Last week in Aachen was the 3rd Edition of the Bayes(Pharma) workshop. Its specificity: half-and-half industry/academic participants and speakers, all in Pharmaceutical statistics, with a great care to welcome newcomers to Bayes, so as to spread as much as possible the love where it will actually be used. First things first: all the slides are available online, thanks to the speakers for sharing those. Full disclaimer: being part of its scientific committee of the workshop, I had a strong subjective prior.

3 days, 70 participants, we were fully booked, and even regretfully had to refuse inscriptions due to lack of room-space (!! German regulations are quite… enforced). Time to size it up for next year, maybe?

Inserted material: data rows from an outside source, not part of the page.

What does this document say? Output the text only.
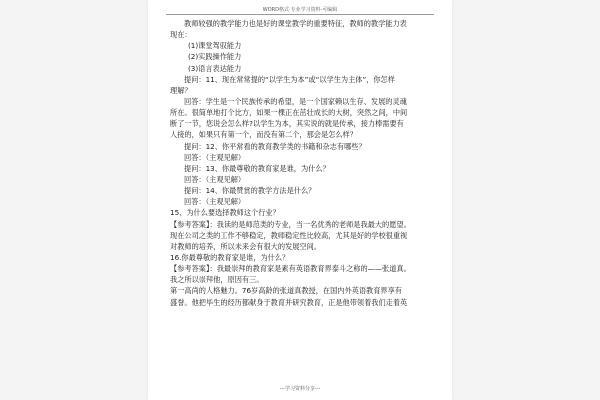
WORD格式·专业学习资料·可编辑
教师较强的教学能力也是好的课堂教学的重要特征，教师的教学能力表
现在：
(1)课堂驾驭能力
(2)实践操作能力
(3)语言表达能力
提问：11、现在常常提的“以学生为本”或“以学生为主体”，你怎样
理解？
回答：学生是一个民族传承的希望，是一个国家赖以生存、发展的灵魂
所在。很简单地打个比方，如果一棵正在茁壮成长的大树，突然之间，中间
断了一节，您说会怎么样?以学生为本，其实说的就是传承，接力棒需要有
人接的，如果只有第一个，而没有第二个，那会是怎么样？
提问：12、你平常看的教育教学类的书籍和杂志有哪些？
回答：（主观见解）
提问：13、你最尊敬的教育家是谁，为什么？
回答：（主观见解）
提问：14、你最赞赏的教学方法是什么？
回答：（主观见解）
15、为什么要选择教师这个行业？
【参考答案】：我读的是师范类的专业，当一名优秀的老师是我最大的愿望。
现在公司之类的工作不够稳定，教师稳定性比较高，尤其是好的学校很重视
对教师的培养，所以未来会有很大的发展空间。
16.你最尊敬的教育家是谁，为什么？
【参考答案】：我最崇拜的教育家是素有英语教育界泰斗之称的——张道真。
我之所以崇拜他，原因有三。
第一高尚的人格魅力。76岁高龄的张道真教授，在国内外英语教育界享有
盛誉。他把毕生的经历都献身于教育并研究教育，正是他带领着我们走着英
---学习资料分享---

My most vivid impression overall: I was struck by the interactivity of the questions/answers after each talk. Rarely fewer than 5 questions per talk (come on, we’ve all attended sessions where the chairman is forced to ask the lone question — no such thing here!), on all points of each talk, with cross-references from one question to the other, even from one *talk* to the other! Seeing so much interaction and discussion in spite of (or, probably, thanks to ?) the diversity of the audience was a real treat: not only did the questions bring up additional details about the talk, they were, more importantly, bringing very precious highlight on the questioners’ mindsets, their practical concerns and needs. Both academics and industrials were learning on all counts — and, for having sometimes seen failed marriages of the kind in the past (either a French round-table degenerating in nasty polemic on “research-induced tax credit”, or just plain mismatch of interests), I was quite impressed that we were purely and simply all interested in multiple facets of the very same thing: the interface between pharma and stats.

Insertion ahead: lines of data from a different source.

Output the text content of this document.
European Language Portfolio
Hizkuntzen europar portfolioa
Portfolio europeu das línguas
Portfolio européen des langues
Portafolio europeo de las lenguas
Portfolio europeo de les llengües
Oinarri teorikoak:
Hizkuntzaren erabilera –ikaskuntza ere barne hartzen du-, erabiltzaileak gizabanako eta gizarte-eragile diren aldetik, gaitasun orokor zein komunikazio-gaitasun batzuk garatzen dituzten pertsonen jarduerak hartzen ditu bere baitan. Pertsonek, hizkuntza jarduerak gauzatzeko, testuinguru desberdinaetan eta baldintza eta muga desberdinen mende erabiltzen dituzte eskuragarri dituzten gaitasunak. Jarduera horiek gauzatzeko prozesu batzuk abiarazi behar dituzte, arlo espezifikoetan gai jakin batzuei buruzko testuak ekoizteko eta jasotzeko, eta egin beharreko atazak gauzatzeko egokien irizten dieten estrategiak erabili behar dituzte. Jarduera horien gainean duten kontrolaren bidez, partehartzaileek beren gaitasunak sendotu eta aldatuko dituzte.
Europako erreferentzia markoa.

As is now a tradition, the first day was a short course, this time by Pr. Emmanuel Lessaffre: based on his upcoming book on Bayesian Biostatistics (Xian, maybe a review someday?), it was meant to be introductory for newcomers to Bayes, but was still packed with enough “tricks of the trades” that even seasoned Bayesians could get something out of it. I very much appreciated the pedagogy in the “live” examples, with clear convergence caveats based on traceplots of common software (WinBUGS). The most vivid memory: his strong spotlight on INLA as “the future of Bayesian computation”. Although my research is mostly on MCMC/SMC, I’m now damn curious to give it a serious try — this was further reinforced by late evening discussions with Gianluca BaioM, who revealed that all his results that were all obtained in seconds of INLA computing.

Day 2 and half-day 3 were invited and contributed talks, all motivated by top-level applications. No convergence theorems here, but practical issues, with constraints that theoreticians (including myself!) would hardly guess exist: very small sample sizes, regulatory issues, concurrence with legacy methodology with only seconds-long runtime (impossible to run 1 million MCMC steps!), and sometimes even imposed software due to validation processes! Again, as stated above, the number and quality of questions is really what I will keep from those 2 days.

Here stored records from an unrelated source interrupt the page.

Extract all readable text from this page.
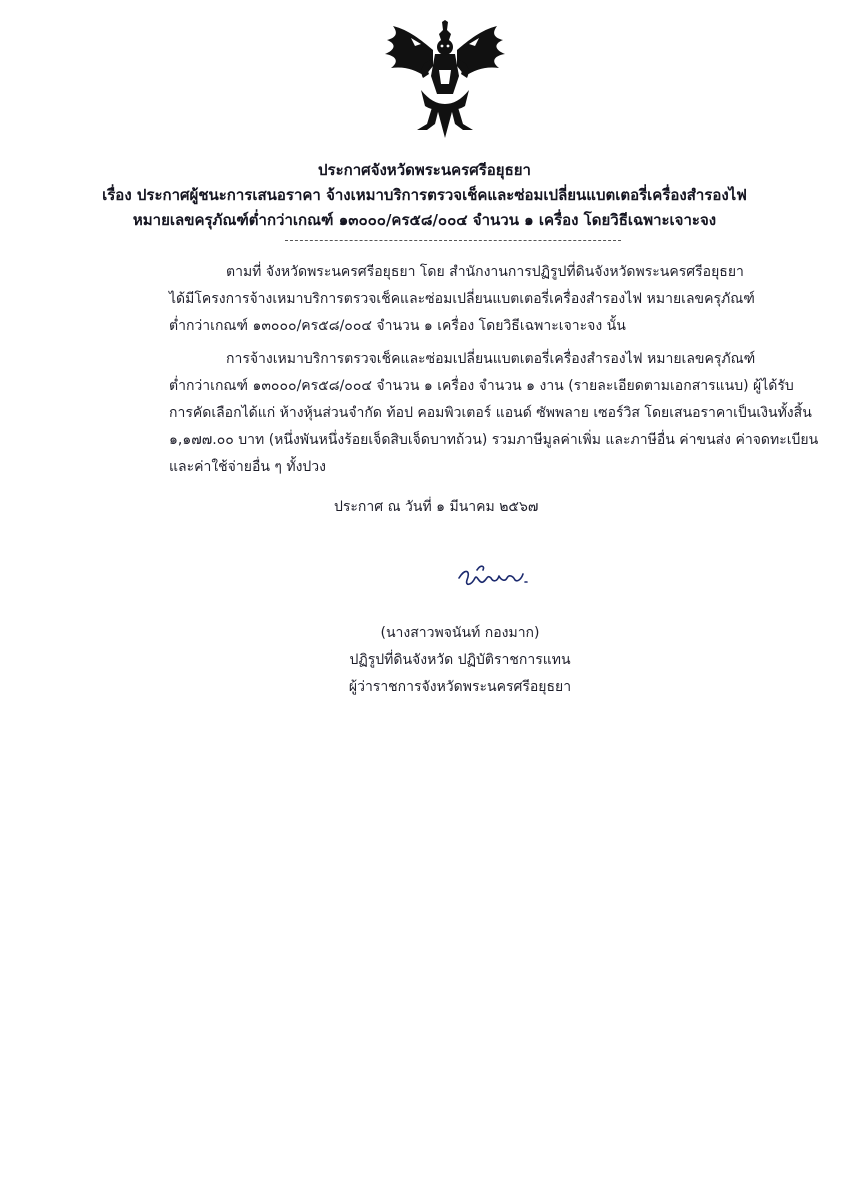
ประกาศจังหวัดพระนครศรีอยุธยา
เรื่อง ประกาศผู้ชนะการเสนอราคา จ้างเหมาบริการตรวจเช็คและซ่อมเปลี่ยนแบตเตอรี่เครื่องสำรองไฟ
หมายเลขครุภัณฑ์ต่ำกว่าเกณฑ์ ๑๓๐๐๐/คร๕๘/๐๐๔ จำนวน ๑ เครื่อง โดยวิธีเฉพาะเจาะจง
ตามที่ จังหวัดพระนครศรีอยุธยา โดย สำนักงานการปฏิรูปที่ดินจังหวัดพระนครศรีอยุธยา
ได้มีโครงการจ้างเหมาบริการตรวจเช็คและซ่อมเปลี่ยนแบตเตอรี่เครื่องสำรองไฟ หมายเลขครุภัณฑ์
ต่ำกว่าเกณฑ์ ๑๓๐๐๐/คร๕๘/๐๐๔ จำนวน ๑ เครื่อง โดยวิธีเฉพาะเจาะจง นั้น
การจ้างเหมาบริการตรวจเช็คและซ่อมเปลี่ยนแบตเตอรี่เครื่องสำรองไฟ หมายเลขครุภัณฑ์
ต่ำกว่าเกณฑ์ ๑๓๐๐๐/คร๕๘/๐๐๔ จำนวน ๑ เครื่อง จำนวน ๑ งาน (รายละเอียดตามเอกสารแนบ) ผู้ได้รับ
การคัดเลือกได้แก่ ห้างหุ้นส่วนจำกัด ท้อป คอมพิวเตอร์ แอนด์ ซัพพลาย เซอร์วิส โดยเสนอราคาเป็นเงินทั้งสิ้น
๑,๑๗๗.๐๐ บาท (หนึ่งพันหนึ่งร้อยเจ็ดสิบเจ็ดบาทถ้วน) รวมภาษีมูลค่าเพิ่ม และภาษีอื่น ค่าขนส่ง ค่าจดทะเบียน
และค่าใช้จ่ายอื่น ๆ ทั้งปวง
ประกาศ ณ วันที่ ๑ มีนาคม ๒๕๖๗
(นางสาวพจนันท์ กองมาก)
ปฏิรูปที่ดินจังหวัด ปฏิบัติราชการแทน
ผู้ว่าราชการจังหวัดพระนครศรีอยุธยา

If I had to state one regret, maybe, it would be this unsatisfactory feeling that, for many newcomers, MCMC = WinBUGS — with its obvious restrictions. The lesson I learned: all the great methodological advances of the last 10 years, especially in Adaptive MCMC, have not yet reached most practitioners yet, since they need *tools* they can use. It may be a sign that, as methodological researchers, we should maybe put a stronger emphasis on bringing software packages forward (for R, of course, but also for JAGS or OpenBUGS!); not only a zip-file with our article’s codes, but a full-fledged package, with ongoing support, maintenance, and forum. That’s a tough balance to find, since the time maintaining a package does not count in the holy-bibliometry… but doesn’t it have more actual impact? Besides, more packages = less papers but also = more citations of the corresponding paper. Some do take this road (Robert Gramacy’s packages were cited last week as examples of great support, and Andy Gelman and Matt Hoffman are working on the much-expected STAN, and I mentioned above Havard Rue’s R-INLA), but I don’t think it is yet considered “best practices”.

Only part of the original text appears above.